The project underscores the urgency for Sam Altman’s Opena to make its powerful AI technology more useful to businesses across a wide range of industries, from financial consulting to technology. Despite reaching an estimated $500 billion earlier this month, the world’s top startup has yet to turn a profit.
An OpenAI spokesperson said the company works with a range of experts “to develop and test the power of our models across different domains. Experts are recruited, managed and compensated by third-party providers.”

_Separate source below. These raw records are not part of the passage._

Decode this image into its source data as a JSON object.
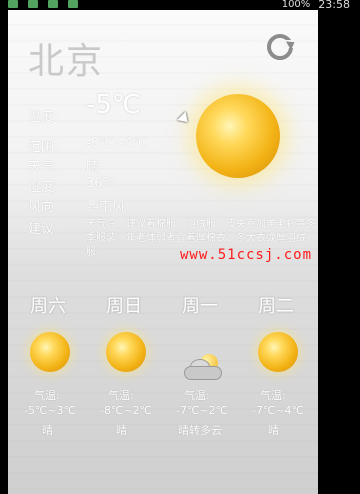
{
  "status": {
    "battery_text": "100%",
    "time": "23:58"
  },
  "app": {
    "city": "北京",
    "top_faint": "",
    "current": {
      "labels": [
        "温度:",
        "范围:",
        "天气:",
        "湿度:",
        "风向:",
        "建议:"
      ],
      "temperature": "-5℃",
      "range": "-8℃~4℃",
      "weather": "晴",
      "humidity": "36%",
      "wind": "西南风",
      "advice": "天气冷，建议着棉服、羽绒服、皮夹克加羊毛衫等冬季服装。年老体弱者宜着厚棉衣、冬大衣或厚羽绒服。"
    },
    "forecast": [
      {
        "day": "周六",
        "label": "气温:",
        "range": "-5℃~3℃",
        "weather": "晴",
        "icon": "sun-icon"
      },
      {
        "day": "周日",
        "label": "气温:",
        "range": "-8℃~2℃",
        "weather": "晴",
        "icon": "sun-icon"
      },
      {
        "day": "周一",
        "label": "气温:",
        "range": "-7℃~2℃",
        "weather": "晴转多云",
        "icon": "partly-cloudy-icon"
      },
      {
        "day": "周二",
        "label": "气温:",
        "range": "-7℃~4℃",
        "weather": "晴",
        "icon": "sun-icon"
      }
    ]
  },
  "watermark": "www.51ccsj.com",
  "colors": {
    "label": "#ffffff",
    "city": "#c9c9c9",
    "watermark": "#ff1b1b",
    "sun": "#f3b417"
  }
}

Investment Banking analysts often spend more than 80 hours a week working on live deals, building detailed models for Microsoft Corp. Often they face a strong stream of requests from light-ups to make tweaks to make their own PowerPoint slide decks, and then tweaks to those tweaks – the culture is motivated by the street wall “pls.
Already, BEVY of Startups is looking to go inside and equip banks with AI that can help with all that. While commentators have long complained of Drudgery, the rise of AI is now attracting concerns about its safety in the workplace.
The application process for Project Mercury involves almost no human interaction, according to a person familiar with the matter, who asked not to be identified discussing non-public information.
The first step is about 20 conversations with an AI Chatbot, which asks questions based on the progress of the request. The second stage tests candidates on their knowledge of financial statements. The last stage is the modeling test.